All of which brings us back to the jacket and pants problem.
If the jacket and pants you look at in the store are made from the same bolt of cloth -- which means they are part of the same dye lot -- they will almost certainly both reflect each wavelength of light the same way. Regardless of the light source, then, they will always reflect the same combination of wavelengths, and you'll see them as being the same color regardless of the light source.
If they're made from cloth that came from different dye lots, however, odds are that they won't reflect each wavelength of light the same way. The mix of wavelengths they reflect from one light source -- the light source in the store -- will produce the same color, because the dyes were mixed to look the same under a light source that matches the light source in the store. But because different dye lots usually reflect and absorb different wavelengths differently, it's highly unlikely that the mix of wavelengths they reflect from a different light source will also look the same. Move to a different light source, in short, and the colors won't match.

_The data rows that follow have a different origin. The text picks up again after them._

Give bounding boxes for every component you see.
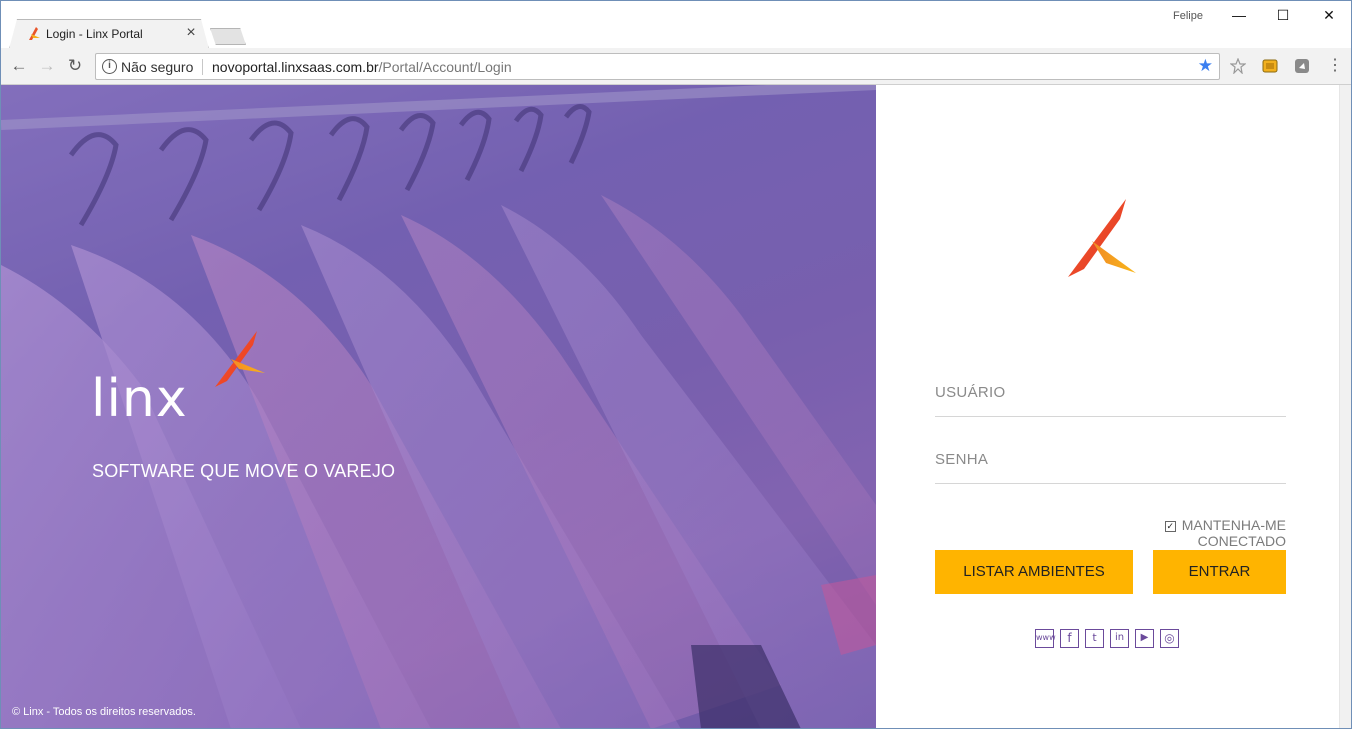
linx-wordmark: Linx <box>91 369 188 429</box>
youtube-icon[interactable]: ▶ <box>1135 629 1154 648</box>
password-input[interactable] <box>935 436 1286 483</box>
tab-close-icon[interactable]: × <box>184 24 198 42</box>
linx-favicon-icon <box>29 27 40 40</box>
url-text[interactable]: novoportal.linxsaas.com.br/Portal/Accoun… <box>212 59 512 75</box>
maximize-icon[interactable]: ☐ <box>1273 5 1293 25</box>
bookmark-star-icon[interactable]: ★ <box>1198 56 1213 76</box>
login-submit-button[interactable]: ENTRAR <box>1153 550 1286 594</box>
url-path: /Portal/Account/Login <box>378 59 512 75</box>
linx-logo-mark-icon <box>215 331 265 387</box>
menu-kebab-icon[interactable]: ⋮ <box>1325 56 1345 76</box>
login-panel: ✓MANTENHA-ME CONECTADO LISTAR AMBIENTES … <box>876 85 1339 728</box>
extension-star-icon[interactable] <box>1230 58 1246 74</box>
security-label[interactable]: Não seguro <box>121 59 193 75</box>
tab-title: Login - Linx Portal <box>46 27 143 41</box>
copyright-text: © Linx - Todos os direitos reservados. <box>12 706 196 718</box>
username-input[interactable] <box>935 369 1286 416</box>
instagram-icon[interactable]: ◎ <box>1160 629 1179 648</box>
hero-tagline: SOFTWARE QUE MOVE O VAREJO <box>92 461 396 481</box>
remember-me-toggle[interactable]: ✓ MANTENHA-ME CONECTADO <box>1090 517 1286 549</box>
back-icon[interactable]: ← <box>9 56 29 76</box>
page-scrollbar[interactable] <box>1339 85 1351 728</box>
extension-chip-icon[interactable] <box>1262 58 1278 74</box>
browser-toolbar: ← → ↻ i Não seguro novoportal.linxsaas.c… <box>1 48 1351 85</box>
title-bar: Login - Linx Portal × Felipe — ☐ ✕ <box>1 1 1351 49</box>
profile-name[interactable]: Felipe <box>1173 10 1203 22</box>
extension-square-icon[interactable] <box>1294 58 1310 74</box>
url-host: novoportal.linxsaas.com.br <box>212 59 379 75</box>
page-content: Linx SOFTWARE QUE MOVE O VAREJO © Linx -… <box>1 85 1351 728</box>
twitter-icon[interactable]: t <box>1085 629 1104 648</box>
new-tab-button[interactable] <box>210 28 246 45</box>
password-field[interactable] <box>935 436 1286 484</box>
browser-window: Login - Linx Portal × Felipe — ☐ ✕ ← → ↻… <box>0 0 1352 729</box>
remember-label: MANTENHA-ME CONECTADO <box>1181 517 1286 549</box>
remember-checkbox[interactable]: ✓ <box>1164 521 1176 532</box>
hero-image: Linx SOFTWARE QUE MOVE O VAREJO © Linx -… <box>1 85 876 728</box>
linkedin-icon[interactable]: in <box>1110 629 1129 648</box>
address-divider <box>202 59 203 75</box>
www-icon[interactable]: www <box>1035 629 1056 648</box>
username-field[interactable] <box>935 369 1286 417</box>
list-environments-button[interactable]: LISTAR AMBIENTES <box>935 550 1133 594</box>
facebook-icon[interactable]: f <box>1060 629 1079 648</box>
info-icon[interactable]: i <box>102 59 117 74</box>
close-window-icon[interactable]: ✕ <box>1319 5 1339 25</box>
forward-icon[interactable]: → <box>37 56 57 76</box>
address-bar[interactable]: i Não seguro novoportal.linxsaas.com.br/… <box>95 53 1220 80</box>
linx-logo-icon <box>1068 199 1136 277</box>
reload-icon[interactable]: ↻ <box>65 56 85 76</box>
minimize-icon[interactable]: — <box>1229 5 1249 25</box>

As you might guess, you can run across problems with metameric pairs in all sorts of situations -- a set of furniture with fabric from different dye lots, wall paper produced in different runs, paint mixed to match a color from a different brand of paint, and so on.
More important, metamerism is something you need to keep very much in mind when dealing with color on a computer system. When you're working hard to match colors of a scanned photo to printed output for example, you need to think in terms of matching the colors in a given light. What matches at home under incandescent light may not match at the office under fluorescent light.